2015年10月15日木曜日

決断科学ノート;情報サービス会社(SPIN)経営(第Ⅱ部)-28


529日以降中断しておりましたSPIN経営-Ⅱを再開いたしますので、よろしくお願いいたします

61990年経営総括
1988年~89年は役員第一期、それ以前のグループ内業務中心から、あらゆる面で外部へ打って出る2年。新人採用の本格化、商品・サービスの充実、計算センターの清水への移転、親会社とは独立したオフィスの確保(飯田橋)、協力会社(システムブレイン)への資本参加など、目の回るような忙しさの内に過ぎていった。幸い業績は順調で売上も利益も計画以上の実績を上げることが出来た。
それに次ぐ2期目の初年度となる1990年、既に“経営トピックス”としてその活動概要を紹介してきたが、そこでも触れたように、後で振り返るとIT関連の大転換期;小型化の流れ、通信環境の変化、アプリケーション・パッケージの普及などがそれらである。この渦中にあって、必ずしも事前にこのような動向を正確に読んでいたわけではないが、海外の動きも含めてそれらに接触・触発される機会が多々あり、結果として流れに取り残されることなく、その後への備えが出来上がっていった。
会社発足の動機でもあったIBM汎用機をプラットフォームとするプロセス制御システムACSは依然引き合いはあったものの、ダウンサイジングの傾向ははっきりしてきており、「次は何か?」を問われ始めていたが、これもACSの米国での拡販計画が縁で米国CDS社の生産管理システムMIMIの独占代理店契約に成功、新時代への足掛かりを得た。
経済情勢全般は依然バブルは膨らんでおり、設備投資中でも情報技術投資は旺盛で、事務系もプラント系も大きなプロジェクトの引き合いが絶えなかった。また、親会社も第2次石油規制緩の真っただ中にありながら、バブル景気の中でのエネルギー需要は衰えず、製油所を含む生産管理システム体系の再構築(インテリジェント・リファイナリー計画)や財務・経理システムの更新などのプロジェクトが目白押しだった。
会社設立時に、実態として「これしかできない」ことから経営戦略の柱とした“化学プロセス工業特化(広義の化学プロセス;石油精製・石油化学、化学、鉄鋼・非鉄金属・紙パルプ、セメント・ガラス、医薬・食品など)”もやっと業界でその専門性を評価され、ホームグランドの石油精製・石油化学以外にも、大手顧客がつくようになってきた。これは工場のプラント運転や保守ばかりではなく、本社の経理・財務・購買のような事務系アプリケーションにも及んできた。

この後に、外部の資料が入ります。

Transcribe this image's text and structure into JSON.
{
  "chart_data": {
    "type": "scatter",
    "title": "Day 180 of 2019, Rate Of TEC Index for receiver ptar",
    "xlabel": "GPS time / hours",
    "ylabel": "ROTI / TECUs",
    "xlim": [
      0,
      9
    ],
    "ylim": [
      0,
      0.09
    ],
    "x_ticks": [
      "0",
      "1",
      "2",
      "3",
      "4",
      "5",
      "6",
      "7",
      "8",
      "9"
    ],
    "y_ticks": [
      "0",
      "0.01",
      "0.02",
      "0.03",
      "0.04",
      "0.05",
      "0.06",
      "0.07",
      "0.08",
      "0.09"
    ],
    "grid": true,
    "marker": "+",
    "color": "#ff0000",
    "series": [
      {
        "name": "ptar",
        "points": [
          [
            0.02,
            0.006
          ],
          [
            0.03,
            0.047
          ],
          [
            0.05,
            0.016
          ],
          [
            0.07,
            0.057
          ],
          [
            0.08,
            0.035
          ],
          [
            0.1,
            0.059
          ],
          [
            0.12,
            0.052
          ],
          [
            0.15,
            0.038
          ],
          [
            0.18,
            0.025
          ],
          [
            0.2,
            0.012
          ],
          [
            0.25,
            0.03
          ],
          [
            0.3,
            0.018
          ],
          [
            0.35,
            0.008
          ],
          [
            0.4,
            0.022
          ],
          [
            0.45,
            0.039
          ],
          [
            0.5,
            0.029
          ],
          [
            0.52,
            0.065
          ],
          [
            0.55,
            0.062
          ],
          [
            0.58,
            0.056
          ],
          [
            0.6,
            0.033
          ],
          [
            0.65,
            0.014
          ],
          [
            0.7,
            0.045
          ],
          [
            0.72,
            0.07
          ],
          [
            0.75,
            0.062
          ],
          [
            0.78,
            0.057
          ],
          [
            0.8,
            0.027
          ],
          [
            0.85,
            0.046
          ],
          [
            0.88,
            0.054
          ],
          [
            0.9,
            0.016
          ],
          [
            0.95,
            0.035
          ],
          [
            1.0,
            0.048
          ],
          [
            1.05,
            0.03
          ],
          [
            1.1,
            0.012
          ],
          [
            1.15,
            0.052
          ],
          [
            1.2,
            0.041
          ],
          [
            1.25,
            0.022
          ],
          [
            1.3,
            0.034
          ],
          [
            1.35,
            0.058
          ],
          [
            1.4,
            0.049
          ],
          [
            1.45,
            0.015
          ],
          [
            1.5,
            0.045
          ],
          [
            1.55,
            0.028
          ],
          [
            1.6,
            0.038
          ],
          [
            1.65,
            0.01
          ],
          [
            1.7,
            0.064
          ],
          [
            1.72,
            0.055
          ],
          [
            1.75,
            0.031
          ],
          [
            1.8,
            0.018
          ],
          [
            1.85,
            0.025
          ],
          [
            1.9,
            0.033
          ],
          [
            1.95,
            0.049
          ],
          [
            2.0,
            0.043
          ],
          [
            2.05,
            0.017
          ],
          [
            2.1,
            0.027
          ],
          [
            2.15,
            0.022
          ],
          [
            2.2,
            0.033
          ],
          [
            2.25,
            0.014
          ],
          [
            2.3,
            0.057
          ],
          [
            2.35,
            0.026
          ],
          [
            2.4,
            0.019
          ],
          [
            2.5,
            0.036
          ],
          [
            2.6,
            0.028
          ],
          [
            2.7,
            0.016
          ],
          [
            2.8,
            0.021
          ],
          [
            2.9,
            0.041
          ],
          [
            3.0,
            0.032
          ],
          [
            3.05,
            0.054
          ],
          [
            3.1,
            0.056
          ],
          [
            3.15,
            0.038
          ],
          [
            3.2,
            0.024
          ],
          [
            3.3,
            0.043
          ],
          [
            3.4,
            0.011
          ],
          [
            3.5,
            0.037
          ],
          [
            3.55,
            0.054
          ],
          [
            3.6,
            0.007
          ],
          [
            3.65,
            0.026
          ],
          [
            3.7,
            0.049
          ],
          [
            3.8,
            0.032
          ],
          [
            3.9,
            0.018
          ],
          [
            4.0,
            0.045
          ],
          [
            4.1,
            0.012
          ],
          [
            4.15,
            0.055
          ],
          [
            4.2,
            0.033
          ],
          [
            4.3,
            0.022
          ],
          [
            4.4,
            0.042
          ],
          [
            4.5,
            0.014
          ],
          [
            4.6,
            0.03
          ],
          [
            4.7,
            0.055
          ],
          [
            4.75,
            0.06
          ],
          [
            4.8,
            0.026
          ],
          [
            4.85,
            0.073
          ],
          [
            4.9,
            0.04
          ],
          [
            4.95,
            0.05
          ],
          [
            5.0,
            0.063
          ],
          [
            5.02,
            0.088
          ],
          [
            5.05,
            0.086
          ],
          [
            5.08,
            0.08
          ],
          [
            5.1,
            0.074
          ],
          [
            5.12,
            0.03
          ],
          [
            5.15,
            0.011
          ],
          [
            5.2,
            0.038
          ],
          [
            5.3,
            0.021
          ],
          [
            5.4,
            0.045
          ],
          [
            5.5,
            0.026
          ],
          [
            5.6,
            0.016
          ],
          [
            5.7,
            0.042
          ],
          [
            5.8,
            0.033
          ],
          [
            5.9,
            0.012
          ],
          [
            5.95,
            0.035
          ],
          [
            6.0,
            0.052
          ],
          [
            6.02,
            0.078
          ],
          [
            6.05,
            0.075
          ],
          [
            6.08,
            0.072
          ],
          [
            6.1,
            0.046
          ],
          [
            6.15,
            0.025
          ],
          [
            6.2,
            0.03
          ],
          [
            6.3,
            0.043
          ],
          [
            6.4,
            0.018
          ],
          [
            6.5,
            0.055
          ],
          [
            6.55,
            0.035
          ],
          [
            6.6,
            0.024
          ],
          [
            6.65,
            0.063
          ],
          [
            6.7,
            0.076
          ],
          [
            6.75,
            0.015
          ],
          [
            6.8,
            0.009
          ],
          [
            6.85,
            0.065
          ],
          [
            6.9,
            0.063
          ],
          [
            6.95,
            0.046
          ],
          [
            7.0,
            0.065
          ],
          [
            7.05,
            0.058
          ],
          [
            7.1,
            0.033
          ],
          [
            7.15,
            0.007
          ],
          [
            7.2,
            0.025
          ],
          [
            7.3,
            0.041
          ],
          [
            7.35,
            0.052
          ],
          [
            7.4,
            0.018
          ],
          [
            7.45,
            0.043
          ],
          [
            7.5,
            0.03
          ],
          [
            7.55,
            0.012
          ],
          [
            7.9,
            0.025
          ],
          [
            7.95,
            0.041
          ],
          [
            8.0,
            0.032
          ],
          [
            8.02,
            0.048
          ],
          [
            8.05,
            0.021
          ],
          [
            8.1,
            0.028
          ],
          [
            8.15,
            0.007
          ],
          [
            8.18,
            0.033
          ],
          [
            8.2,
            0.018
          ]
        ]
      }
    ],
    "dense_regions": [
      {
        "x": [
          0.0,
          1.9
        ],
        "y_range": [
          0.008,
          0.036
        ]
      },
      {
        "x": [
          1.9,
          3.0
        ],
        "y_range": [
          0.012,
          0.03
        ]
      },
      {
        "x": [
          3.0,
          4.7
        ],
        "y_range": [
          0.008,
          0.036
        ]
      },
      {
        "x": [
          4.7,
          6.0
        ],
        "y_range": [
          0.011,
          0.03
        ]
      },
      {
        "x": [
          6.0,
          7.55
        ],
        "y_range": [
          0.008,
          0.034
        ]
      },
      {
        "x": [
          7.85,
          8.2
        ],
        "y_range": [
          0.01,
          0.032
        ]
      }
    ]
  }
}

この業種特化に対する評価を更に高めてくれたのは、分社化前から関わってきた、本来意図したものではなかったが、化学工学会のプラントドペレーション研究会・経営システム研究会、富士通のラージシステム研究会(LS研)やOR学会、経営情報学会での積極的な活動参加も無縁ではなかった。
また当面はハードルが高いと思われていた、海外ビジネスも韓国石油最大手の油公(ユゴン;現SKエナジー)へのACS導入サポートがきっかけで、同社のプラントメインテナンスシステムの開発に兄弟会社の東燃テクノロジーと協力して受注できた。

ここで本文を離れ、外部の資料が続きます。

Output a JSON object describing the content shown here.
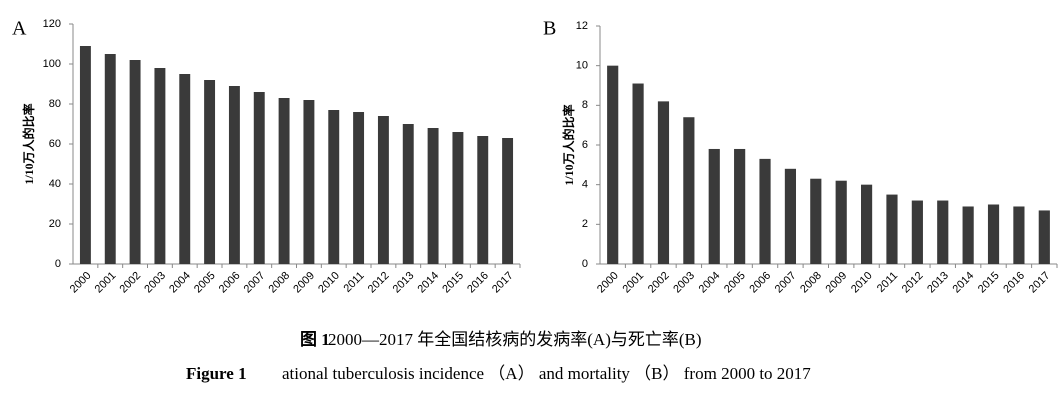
{
  "chart_data": [
    {
      "type": "bar",
      "title": "A",
      "y_label": "1/10万人的比率",
      "categories": [
        "2000",
        "2001",
        "2002",
        "2003",
        "2004",
        "2005",
        "2006",
        "2007",
        "2008",
        "2009",
        "2010",
        "2011",
        "2012",
        "2013",
        "2014",
        "2015",
        "2016",
        "2017"
      ],
      "values": [
        109,
        105,
        102,
        98,
        95,
        92,
        89,
        86,
        83,
        82,
        77,
        76,
        74,
        70,
        68,
        66,
        64,
        63
      ],
      "color": "#3a3a3a",
      "ylim": [
        0,
        120
      ],
      "yticks": [
        0,
        20,
        40,
        60,
        80,
        100,
        120
      ],
      "grid": false
    },
    {
      "type": "bar",
      "title": "B",
      "y_label": "1/10万人的比率",
      "categories": [
        "2000",
        "2001",
        "2002",
        "2003",
        "2004",
        "2005",
        "2006",
        "2007",
        "2008",
        "2009",
        "2010",
        "2011",
        "2012",
        "2013",
        "2014",
        "2015",
        "2016",
        "2017"
      ],
      "values": [
        10.0,
        9.1,
        8.2,
        7.4,
        5.8,
        5.8,
        5.3,
        4.8,
        4.3,
        4.2,
        4.0,
        3.5,
        3.2,
        3.2,
        2.9,
        3.0,
        2.9,
        2.7
      ],
      "color": "#3a3a3a",
      "ylim": [
        0,
        12
      ],
      "yticks": [
        0,
        2,
        4,
        6,
        8,
        10,
        12
      ],
      "grid": false
    }
  ],
  "caption": {
    "label_zh": "图 1",
    "text_zh": "2000—2017 年全国结核病的发病率(A)与死亡率(B)",
    "label_en": "Figure 1",
    "text_en": "ational tuberculosis incidence （A） and mortality （B） from 2000 to 2017"
  }
}
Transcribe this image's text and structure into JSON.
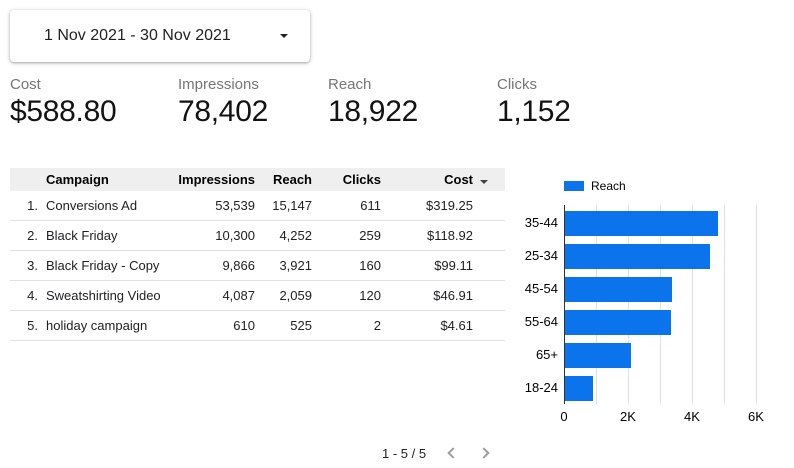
{
  "date_range": {
    "value": "1 Nov 2021 - 30 Nov 2021"
  },
  "scorecards": [
    {
      "label": "Cost",
      "value": "$588.80"
    },
    {
      "label": "Impressions",
      "value": "78,402"
    },
    {
      "label": "Reach",
      "value": "18,922"
    },
    {
      "label": "Clicks",
      "value": "1,152"
    }
  ],
  "table": {
    "columns": [
      "Campaign",
      "Impressions",
      "Reach",
      "Clicks",
      "Cost"
    ],
    "sorted_by": "Cost",
    "sort_direction": "descending",
    "rows": [
      {
        "index": "1.",
        "campaign": "Conversions Ad",
        "impressions": "53,539",
        "reach": "15,147",
        "clicks": "611",
        "cost": "$319.25"
      },
      {
        "index": "2.",
        "campaign": "Black Friday",
        "impressions": "10,300",
        "reach": "4,252",
        "clicks": "259",
        "cost": "$118.92"
      },
      {
        "index": "3.",
        "campaign": "Black Friday - Copy",
        "impressions": "9,866",
        "reach": "3,921",
        "clicks": "160",
        "cost": "$99.11"
      },
      {
        "index": "4.",
        "campaign": "Sweatshirting Video",
        "impressions": "4,087",
        "reach": "2,059",
        "clicks": "120",
        "cost": "$46.91"
      },
      {
        "index": "5.",
        "campaign": "holiday campaign",
        "impressions": "610",
        "reach": "525",
        "clicks": "2",
        "cost": "$4.61"
      }
    ],
    "pagination": {
      "label": "1 - 5 / 5"
    }
  },
  "chart_data": {
    "type": "bar",
    "orientation": "horizontal",
    "title": "",
    "legend": [
      {
        "label": "Reach",
        "color": "#0b74ec"
      }
    ],
    "categories": [
      "35-44",
      "25-34",
      "45-54",
      "55-64",
      "65+",
      "18-24"
    ],
    "values": [
      4770,
      4530,
      3340,
      3310,
      2050,
      870
    ],
    "xlabel": "",
    "ylabel": "",
    "x_ticks": [
      "0",
      "2K",
      "4K",
      "6K"
    ],
    "xlim": [
      0,
      6250
    ],
    "gridline_interval": 1000,
    "grid": true,
    "legend_position": "top"
  },
  "colors": {
    "series_blue": "#0b74ec",
    "table_header_bg": "#efefef",
    "row_border": "#e0e0e0",
    "muted_text": "#757575",
    "chevron_gray": "#9e9e9e"
  }
}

このように良好な経営環境から1990年度の売上高は40億円弱、経常利益も約11千万円、従業員数も150名を超えるまでになった。売上高は前年より約4億円増、ここで注目すべきはグループ外への売上が約12億円、全体売上の13目前に達したことである。ただ利益に関しては、ACSの売上が低下したことと内部に比べ外部の利益率がやや低いことから微増に留まった。しかし全体として成長する市場でそれに見合う売上を伸ばすことを目標としてきたことを勘案すれば、合格点をもらえる経営結果と言っていいだろう。